During the battle, the area near the house may have served as a gathering place for the staff of Gen. Thomas Rowley’s staff — a Union battery was stationed across the intersection near the Shultz House. A monument to the 149th Pennsylvania Volunteer Infantry Regiment, Company D, stands in front of the home. Company D has been separated from the rest of the regiment and tried to rejoin the main group, but when the regiment was forced to retreat, Company D made a stand here to cover their brothers in arms. It’s not clear exactly when or how the cannonballs that are still embedded in one of its brick walls came to rest there. (Only eight other structures in Gettysburg can also boast of in-wall cannonballs.)

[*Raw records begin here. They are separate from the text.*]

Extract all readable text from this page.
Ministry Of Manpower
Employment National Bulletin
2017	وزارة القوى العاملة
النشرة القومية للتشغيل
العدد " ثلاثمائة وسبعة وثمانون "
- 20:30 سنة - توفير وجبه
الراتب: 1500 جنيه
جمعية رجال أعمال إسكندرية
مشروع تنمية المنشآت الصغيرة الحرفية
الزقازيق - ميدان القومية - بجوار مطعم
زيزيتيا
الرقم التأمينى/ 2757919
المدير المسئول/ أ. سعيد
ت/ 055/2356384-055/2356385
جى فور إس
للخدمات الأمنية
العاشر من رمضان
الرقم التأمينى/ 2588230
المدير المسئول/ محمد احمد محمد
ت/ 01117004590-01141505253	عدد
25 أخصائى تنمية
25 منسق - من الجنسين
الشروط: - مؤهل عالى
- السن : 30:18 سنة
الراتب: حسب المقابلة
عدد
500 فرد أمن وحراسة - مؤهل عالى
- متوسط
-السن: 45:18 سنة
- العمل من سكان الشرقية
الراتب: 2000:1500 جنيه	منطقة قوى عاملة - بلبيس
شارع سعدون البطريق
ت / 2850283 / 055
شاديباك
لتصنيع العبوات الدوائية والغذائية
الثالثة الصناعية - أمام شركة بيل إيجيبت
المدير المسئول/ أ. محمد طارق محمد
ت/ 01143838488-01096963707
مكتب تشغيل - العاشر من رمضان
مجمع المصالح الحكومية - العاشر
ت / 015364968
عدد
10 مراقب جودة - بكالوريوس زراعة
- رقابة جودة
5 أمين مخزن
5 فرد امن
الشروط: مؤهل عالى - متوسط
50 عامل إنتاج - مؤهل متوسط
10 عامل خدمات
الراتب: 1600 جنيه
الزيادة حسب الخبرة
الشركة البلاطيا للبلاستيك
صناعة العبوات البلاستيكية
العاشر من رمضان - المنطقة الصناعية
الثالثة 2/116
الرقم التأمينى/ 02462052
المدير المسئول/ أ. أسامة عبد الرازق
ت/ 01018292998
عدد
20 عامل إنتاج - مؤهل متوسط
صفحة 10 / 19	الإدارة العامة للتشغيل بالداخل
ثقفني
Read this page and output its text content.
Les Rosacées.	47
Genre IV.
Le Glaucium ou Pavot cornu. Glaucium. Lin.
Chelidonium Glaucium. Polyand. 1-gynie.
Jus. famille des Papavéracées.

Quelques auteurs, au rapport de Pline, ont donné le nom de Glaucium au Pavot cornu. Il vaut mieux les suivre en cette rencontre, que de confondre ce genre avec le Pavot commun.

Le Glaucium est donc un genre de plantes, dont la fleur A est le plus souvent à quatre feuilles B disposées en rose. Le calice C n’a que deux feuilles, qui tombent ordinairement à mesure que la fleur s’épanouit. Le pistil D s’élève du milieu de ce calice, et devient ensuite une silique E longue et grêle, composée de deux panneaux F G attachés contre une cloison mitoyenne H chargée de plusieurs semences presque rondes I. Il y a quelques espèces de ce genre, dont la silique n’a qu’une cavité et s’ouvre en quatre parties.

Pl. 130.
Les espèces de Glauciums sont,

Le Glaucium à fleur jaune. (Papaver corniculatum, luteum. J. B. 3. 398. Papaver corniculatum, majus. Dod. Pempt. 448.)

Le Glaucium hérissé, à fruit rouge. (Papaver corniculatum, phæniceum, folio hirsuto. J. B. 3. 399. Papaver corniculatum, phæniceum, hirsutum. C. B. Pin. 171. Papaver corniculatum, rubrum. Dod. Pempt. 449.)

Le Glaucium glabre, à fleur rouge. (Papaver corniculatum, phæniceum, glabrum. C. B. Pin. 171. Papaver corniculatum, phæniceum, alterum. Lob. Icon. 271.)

In 1896, the U.S. War Department honored the Shultz House with a plaque for its role in the battle, and it’s considered a protected historic building, having been a stop of local tours of historic homes for years.

The home’s currently owned by a family that bought it in 2021 for $763,900 from the daughter of a Civil War re-enactor. The current owners have to move for work-related reasons, according to their real estate agent.

What You get for $825,000

The 5,189-square-foot Victorian mansion has six bedrooms, five bathrooms and formal living room and dining room, a double parlor, eat-in kitchen, four gas fire places, the original brass and crystal chandeliers and sconces, an office, a library, stained-glass windows, clawfoot tub, marble shower, double balcony, wraparound porch and 1.67 acres of land. The murals in the home show Virginia’s Natural Bridge and West Point, New York.

The Shultz House is also within walking distance of downtown Gettysburg, but history buffs will probably be most impressed by the historic battlefield next door.